De acordo com esta evolução do nosso regime político, a primeira vítima foi a própria democracia. Seja porque metade dos portugueses deixaram de votar ou emigram e a maioria dos que ficam aprendeu ao longo dos anos que a sua experiência de vida ou profissional nunca poderá ser colocada ao serviço do país. Por exemplo, tivemos recentemente o caso de alguns dos nossos melhores especialistas do sector energético e professores do IST a serem acusados de ignorância por um secretário de Estado que chegou ao Governo por berrar asneiras no Parlamento mais alto do que a maioria. Mas não só, dois secretários de Estado mais sérios, e que viram o filme dos interesses em presença no sector energético, foram rapidamente postos na rua. O Governo socialista não brinca em serviço quando se trata dos interesses dos seus membros, ou de alguns amigos agradecidos.
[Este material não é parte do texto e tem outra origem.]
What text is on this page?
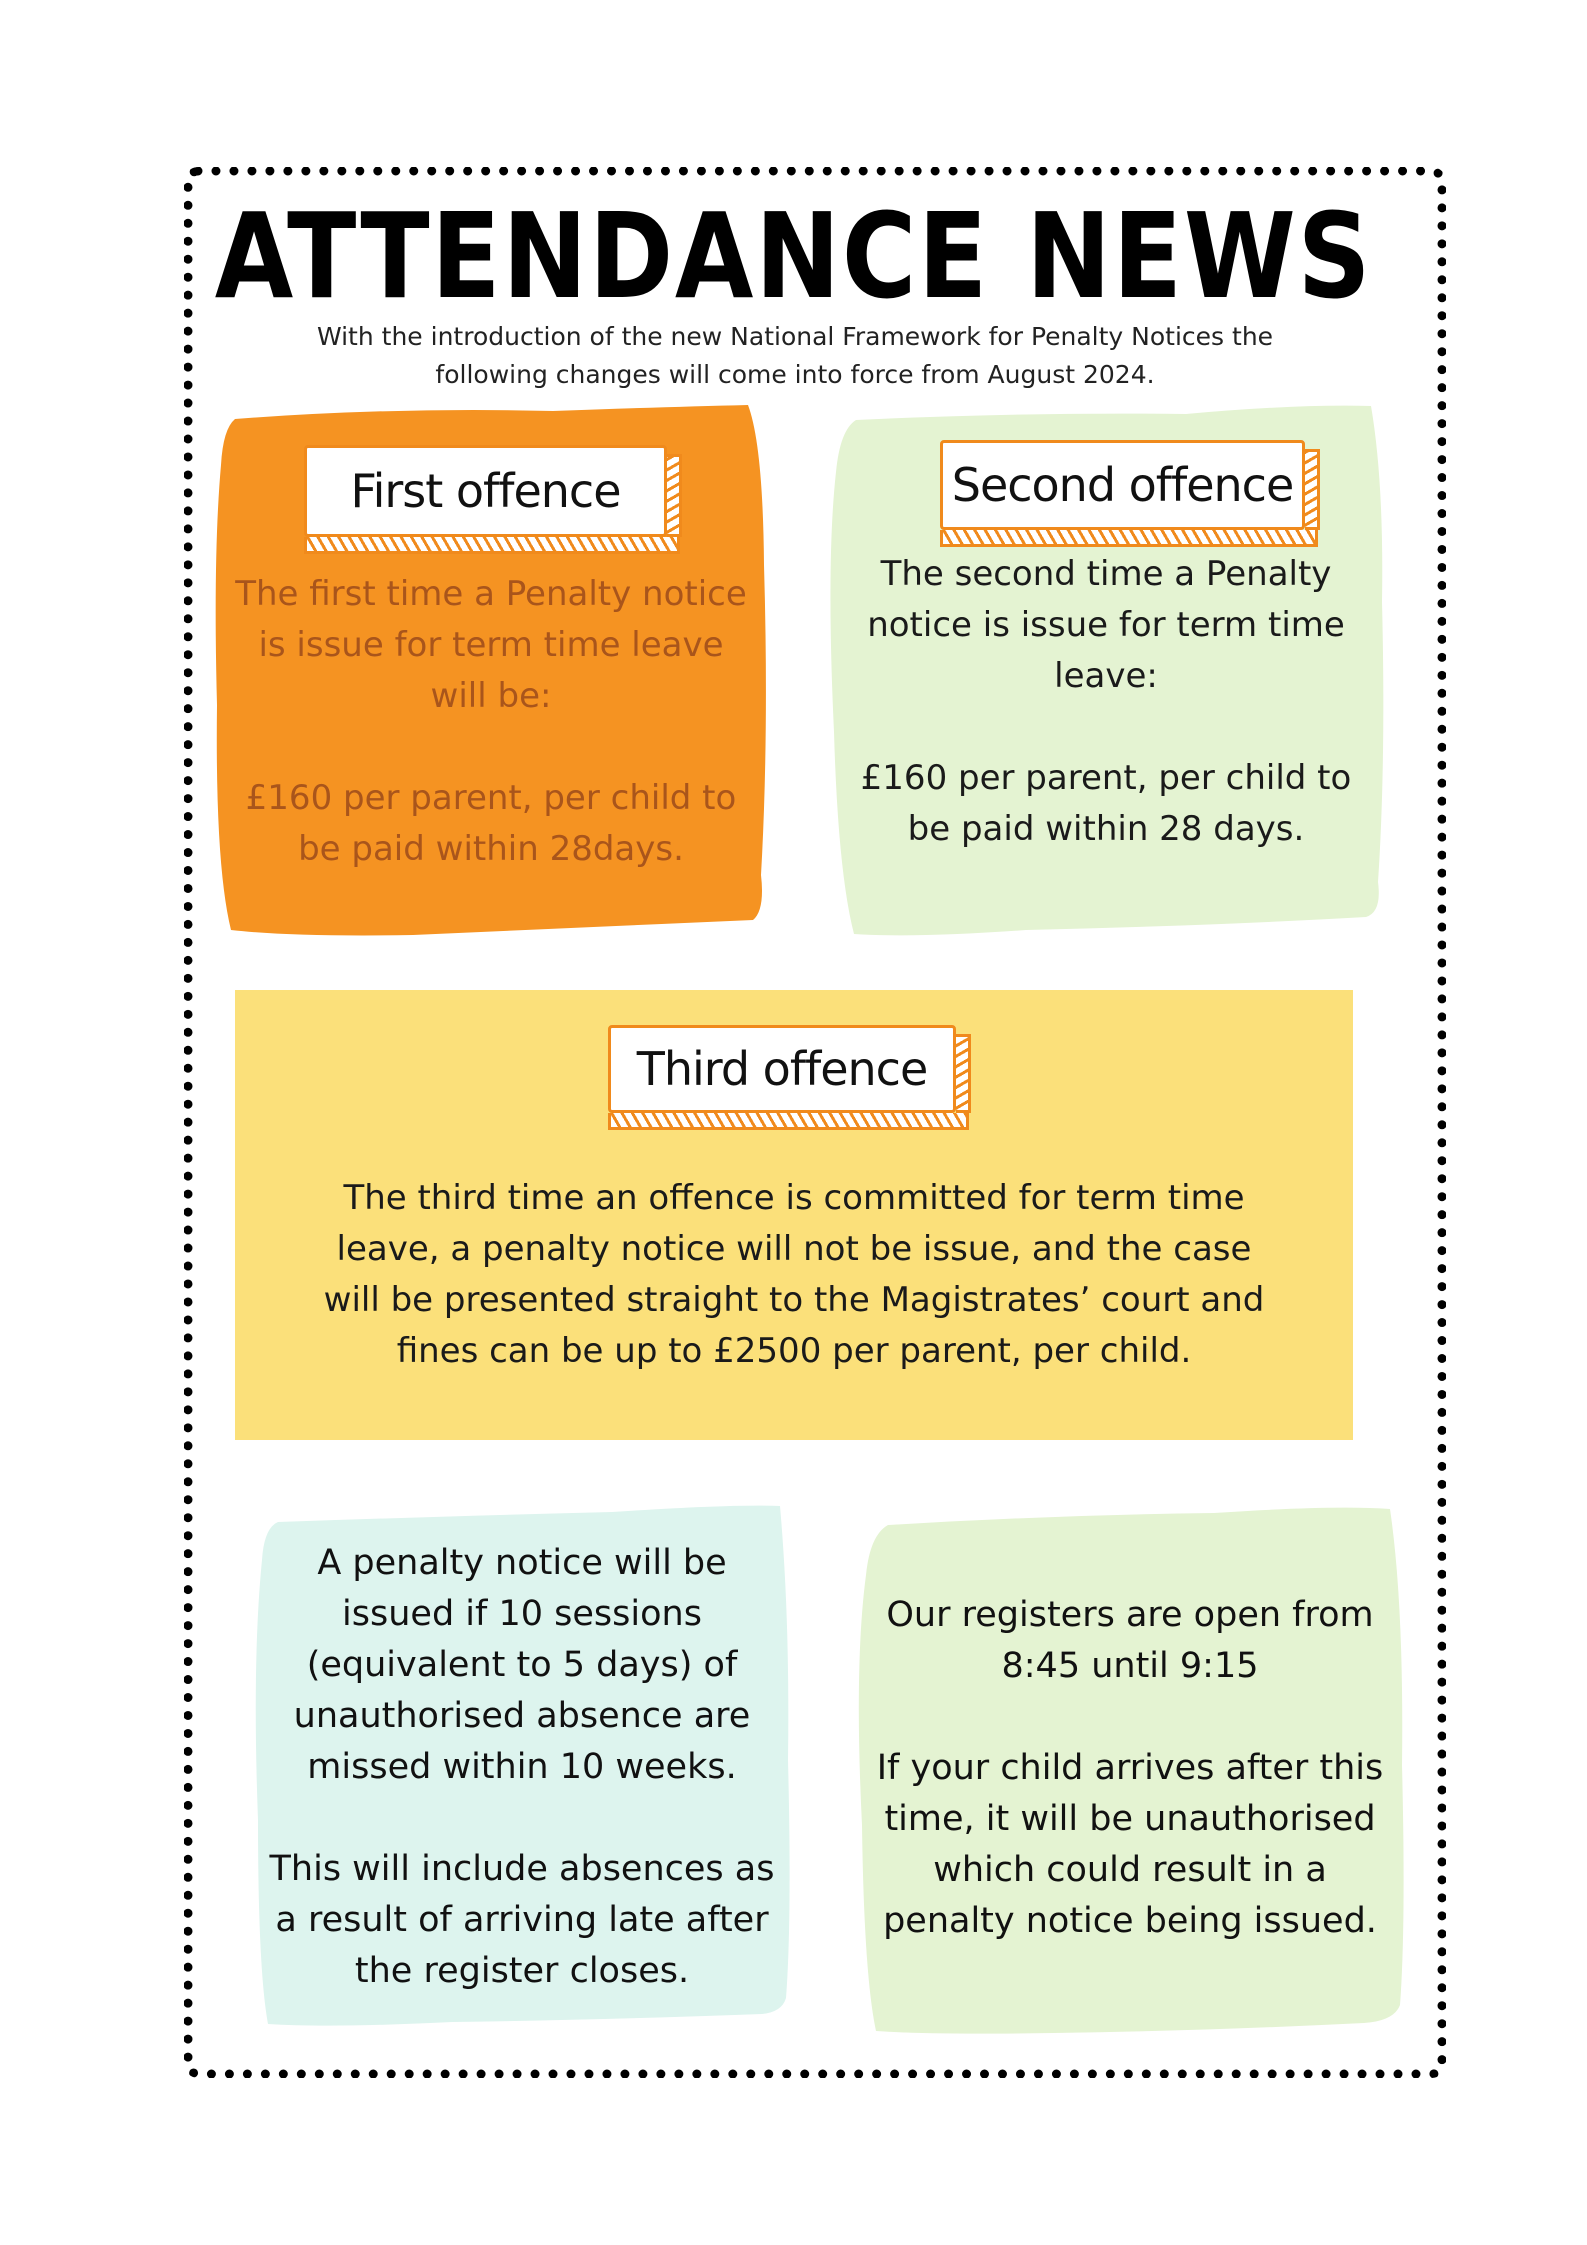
ATTENDANCE NEWS
With the introduction of the new National Framework for Penalty Notices the following changes will come into force from August 2024.
First offence
The first time a Penalty notice is issue for term time leave will be:

£160 per parent, per child to be paid within 28days.
Second offence
The second time a Penalty notice is issue for term time leave:

£160 per parent, per child to be paid within 28 days.
Third offence
The third time an offence is committed for term time leave, a penalty notice will not be issue, and the case will be presented straight to the Magistrates’ court and fines can be up to £2500 per parent, per child.
A penalty notice will be issued if 10 sessions (equivalent to 5 days) of unauthorised absence are missed within 10 weeks.

This will include absences as a result of arriving late after the register closes.
Our registers are open from 8:45 until 9:15

If your child arrives after this time, it will be unauthorised which could result in a penalty notice being issued.
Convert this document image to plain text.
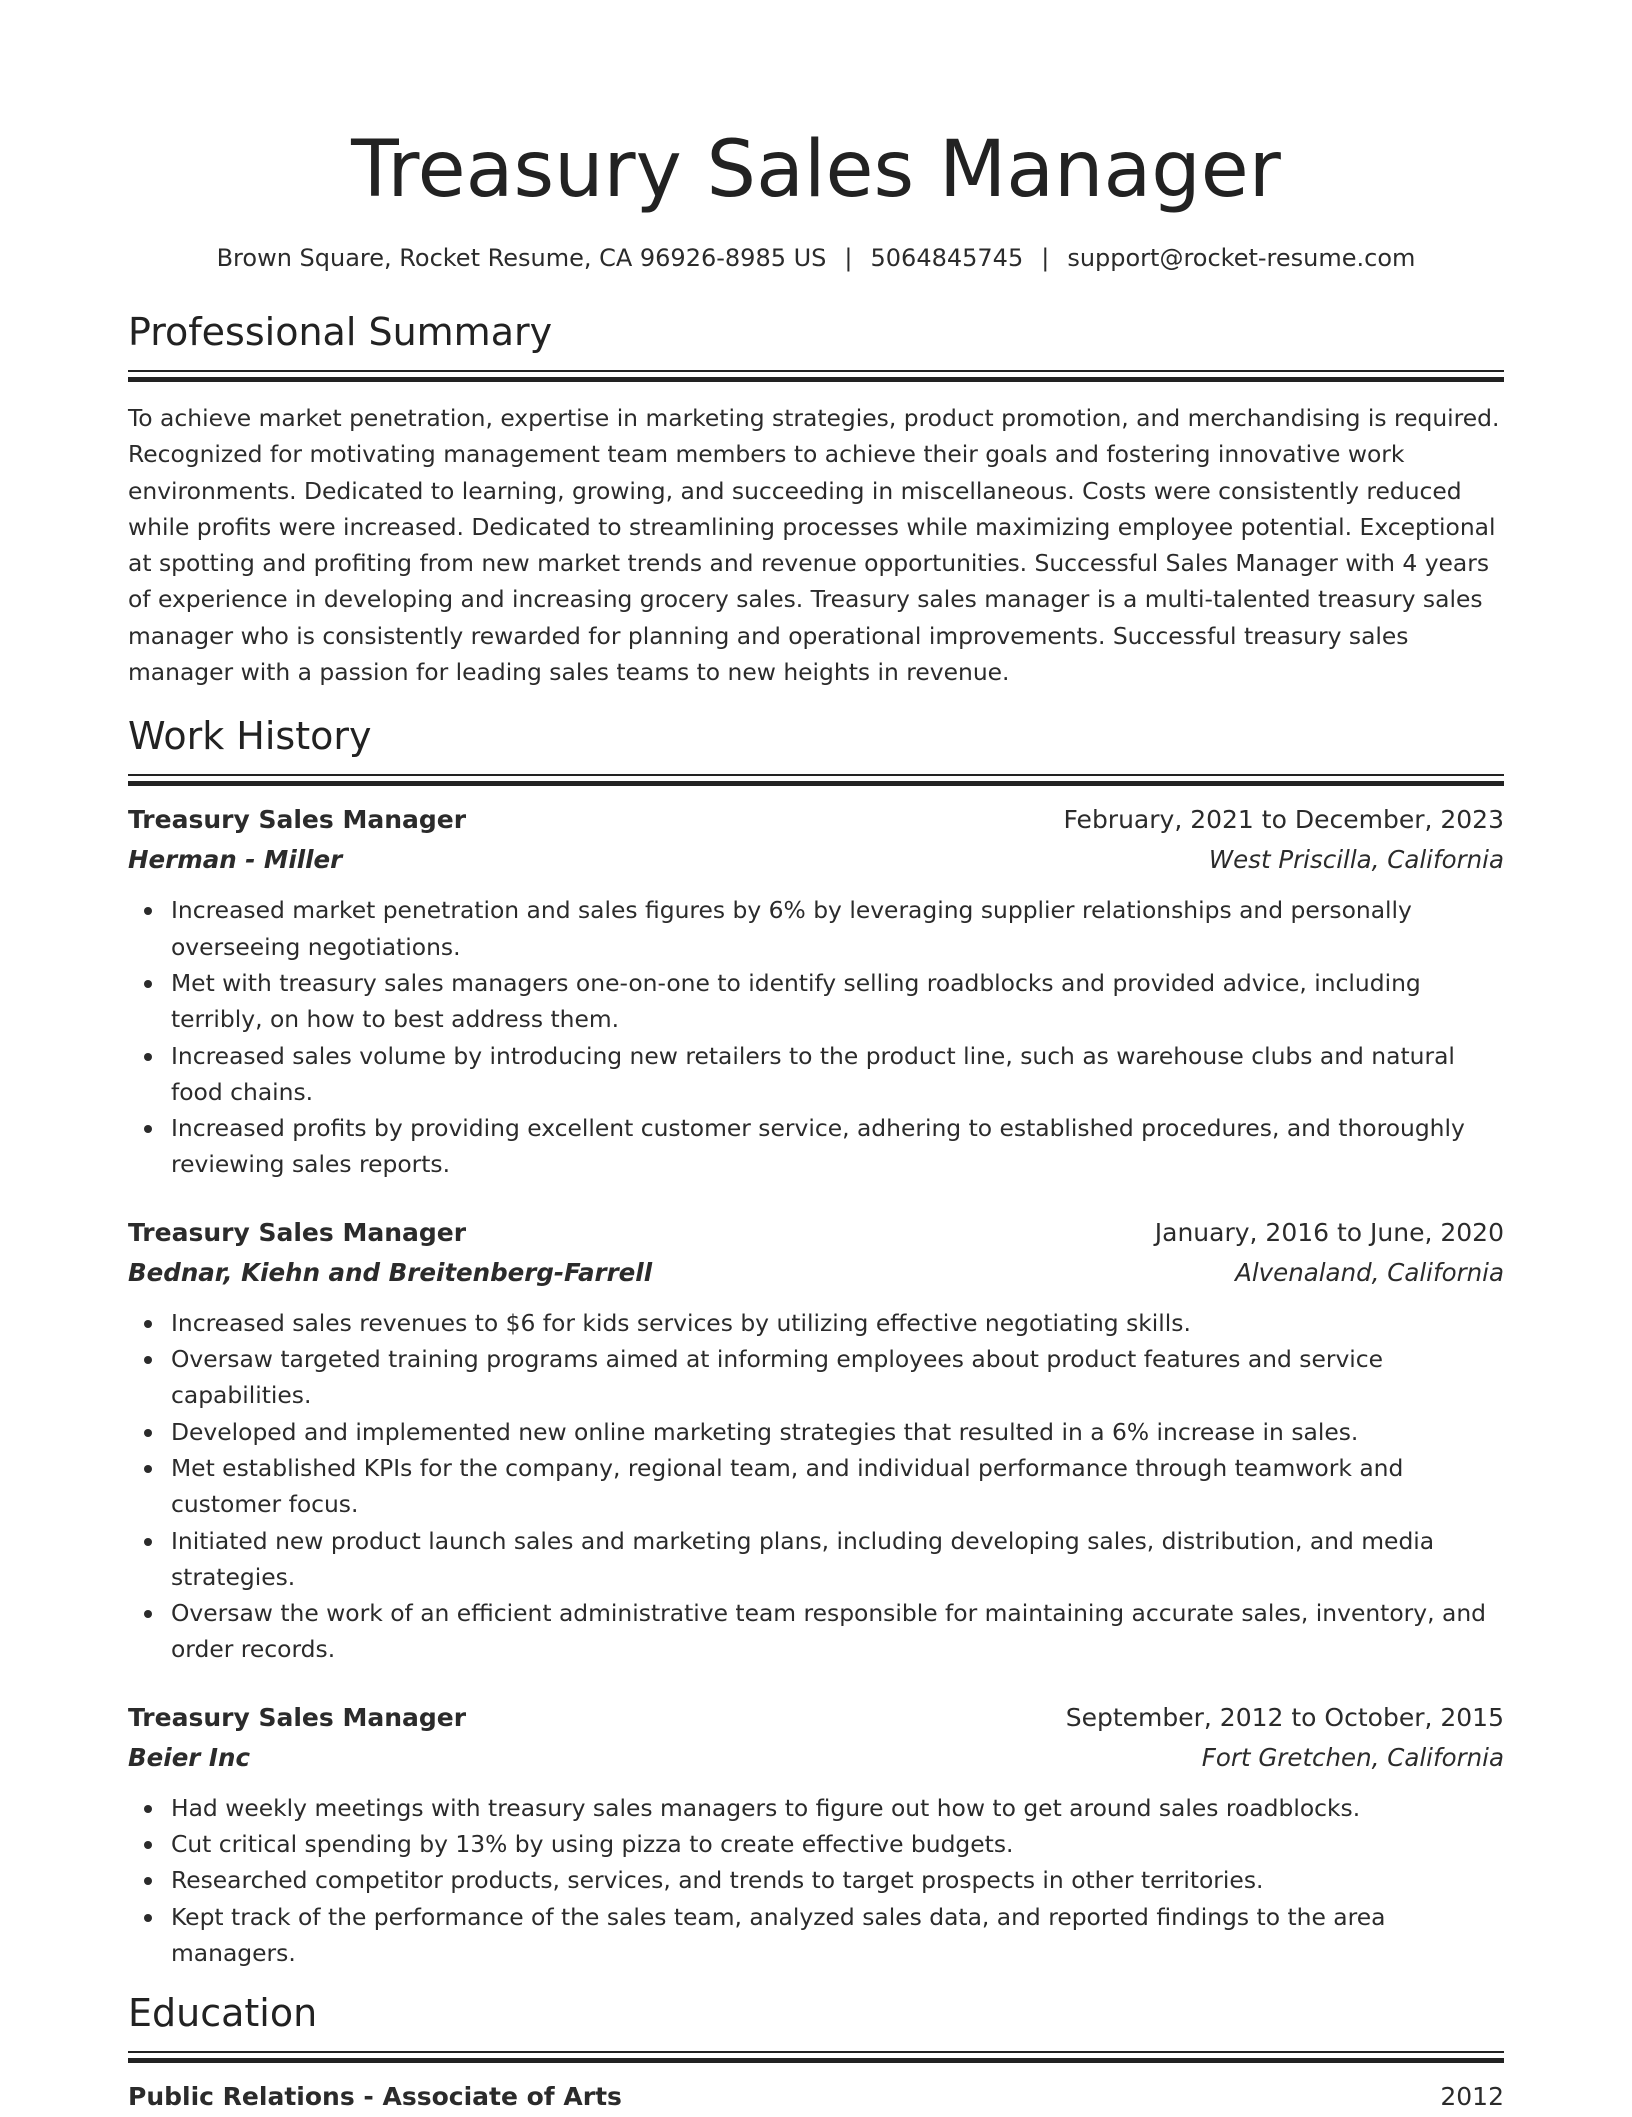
Treasury Sales Manager
Brown Square, Rocket Resume, CA 96926-8985 US | 5064845745 | support@rocket-resume.com
Professional Summary

To achieve market penetration, expertise in marketing strategies, product promotion, and merchandising is required. Recognized for motivating management team members to achieve their goals and fostering innovative work environments. Dedicated to learning, growing, and succeeding in miscellaneous. Costs were consistently reduced while profits were increased. Dedicated to streamlining processes while maximizing employee potential. Exceptional at spotting and profiting from new market trends and revenue opportunities. Successful Sales Manager with 4 years of experience in developing and increasing grocery sales. Treasury sales manager is a multi-talented treasury sales manager who is consistently rewarded for planning and operational improvements. Successful treasury sales manager with a passion for leading sales teams to new heights in revenue.

Work History
Treasury Sales Manager	February, 2021 to December, 2023
Herman - Miller	West Priscilla, California
Increased market penetration and sales figures by 6% by leveraging supplier relationships and personally overseeing negotiations.
Met with treasury sales managers one-on-one to identify selling roadblocks and provided advice, including terribly, on how to best address them.
Increased sales volume by introducing new retailers to the product line, such as warehouse clubs and natural food chains.
Increased profits by providing excellent customer service, adhering to established procedures, and thoroughly reviewing sales reports.
Treasury Sales Manager	January, 2016 to June, 2020
Bednar, Kiehn and Breitenberg-Farrell	Alvenaland, California
Increased sales revenues to $6 for kids services by utilizing effective negotiating skills.
Oversaw targeted training programs aimed at informing employees about product features and service capabilities.
Developed and implemented new online marketing strategies that resulted in a 6% increase in sales.
Met established KPIs for the company, regional team, and individual performance through teamwork and customer focus.
Initiated new product launch sales and marketing plans, including developing sales, distribution, and media strategies.
Oversaw the work of an efficient administrative team responsible for maintaining accurate sales, inventory, and order records.
Treasury Sales Manager	September, 2012 to October, 2015
Beier Inc	Fort Gretchen, California
Had weekly meetings with treasury sales managers to figure out how to get around sales roadblocks.
Cut critical spending by 13% by using pizza to create effective budgets.
Researched competitor products, services, and trends to target prospects in other territories.
Kept track of the performance of the sales team, analyzed sales data, and reported findings to the area managers.
Education
Public Relations - Associate of Arts	2012
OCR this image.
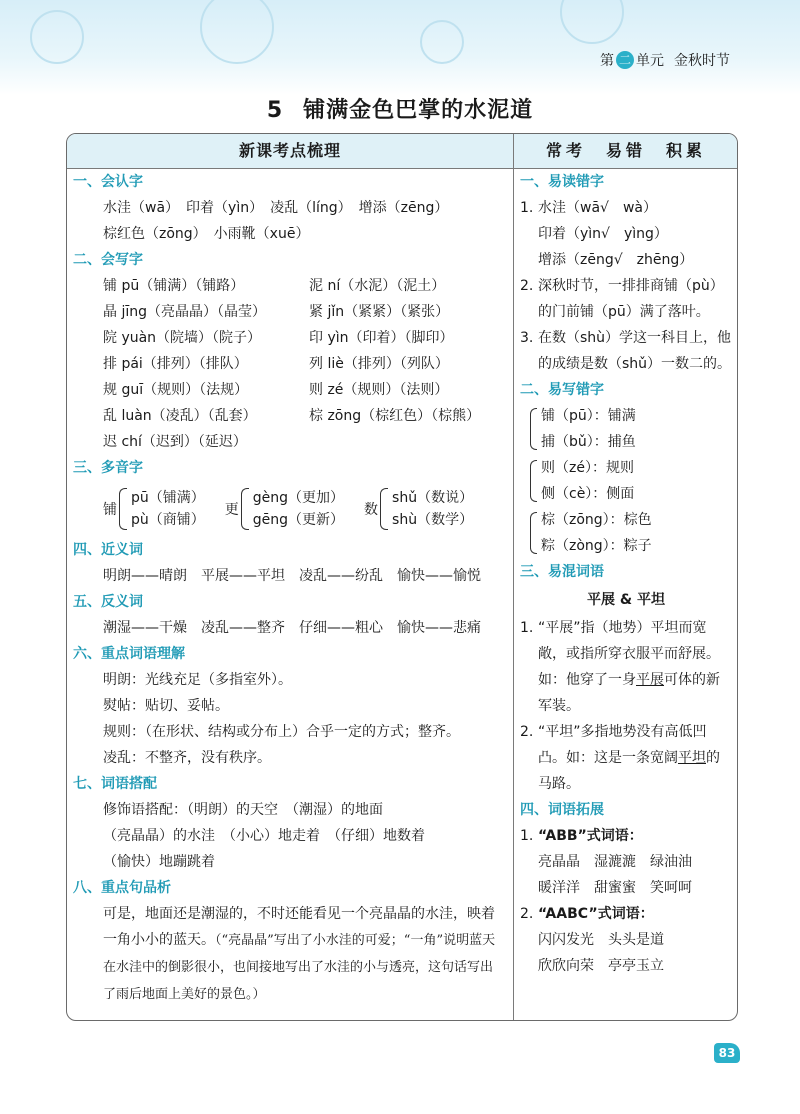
第 二 单元 金秋时节
5 铺满金色巴掌的水泥道
新课考点梳理
一、会认字
水洼（wā）　印着（yìn）　凌乱（líng）　增添（zēng）
棕红色（zōng）　小雨靴（xuē）
二、会写字
铺 pū（铺满）（铺路）	泥 ní（水泥）（泥土）
晶 jīng（亮晶晶）（晶莹）	紧 jǐn（紧紧）（紧张）
院 yuàn（院墙）（院子）	印 yìn（印着）（脚印）
排 pái（排列）（排队）	列 liè（排列）（列队）
规 guī（规则）（法规）	则 zé（规则）（法则）
乱 luàn（凌乱）（乱套）	棕 zōng（棕红色）（棕熊）
迟 chí（迟到）（延迟）
三、多音字
铺
pū（铺满）
pù（商铺）
更
gèng（更加）
gēng（更新）
数
shǔ（数说）
shù（数学）
四、近义词
明朗——晴朗　平展——平坦　凌乱——纷乱　愉快——愉悦
五、反义词
潮湿——干燥　凌乱——整齐　仔细——粗心　愉快——悲痛
六、重点词语理解
明朗：光线充足（多指室外）。
熨帖：贴切、妥帖。
规则：（在形状、结构或分布上）合乎一定的方式；整齐。
凌乱：不整齐，没有秩序。
七、词语搭配
修饰语搭配：（明朗）的天空　（潮湿）的地面
（亮晶晶）的水洼　（小心）地走着　（仔细）地数着
（愉快）地蹦跳着
八、重点句品析
可是，地面还是潮湿的，不时还能看见一个亮晶晶的水洼，映着一角小小的蓝天。（“亮晶晶”写出了小水洼的可爱；“一角”说明蓝天在水洼中的倒影很小，也间接地写出了水洼的小与透亮，这句话写出了雨后地面上美好的景色。）
常考　易错　积累
一、易读错字
1. 水洼（wā√　wà）
印着（yìn√　yìng）
增添（zēng√　zhēng）
2. 深秋时节，一排排商铺（pù）的门前铺（pū）满了落叶。
3. 在数（shù）学这一科目上，他的成绩是数（shǔ）一数二的。
二、易写错字
铺（pū）：铺满
捕（bǔ）：捕鱼
则（zé）：规则
侧（cè）：侧面
棕（zōng）：棕色
粽（zòng）：粽子
三、易混词语
平展 & 平坦
1. “平展”指（地势）平坦而宽敞，或指所穿衣服平而舒展。如：他穿了一身平展可体的新军装。
2. “平坦”多指地势没有高低凹凸。如：这是一条宽阔平坦的马路。
四、词语拓展
1. “ABB”式词语：
亮晶晶　湿漉漉　绿油油
暖洋洋　甜蜜蜜　笑呵呵
2. “AABC”式词语：
闪闪发光　头头是道
欣欣向荣　亭亭玉立
83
No Portugal de hoje, supostamente democrático, a grande e poderosa família socialista pode fazer quase tudo sem oposição, não tanto por força da maioria absoluta que serve de garantia para mais quatro anos no poder, mas devido à máquina do Estado dominada pelo partido. Ultimamente, chegou-se ao ponto de qualquer cidadão não poder entrar livremente em vários dos serviços do Estado, necessitando para isso de se inscrever. O ponto aqui é que os serviços do Estado já não podem ser incomodados, os cidadãos têm apenas de pagar a conta. O caso da ministra Vieira da Silva é exemplar: escolheu quem quis, paga-lhe o que quiser e fim da história, nada a fazer. Para o caso de ainda não saberem, isto é ser português em 2022 e previsivelmente, com a protecção do Presidente da República, até, pelo menos, 2026.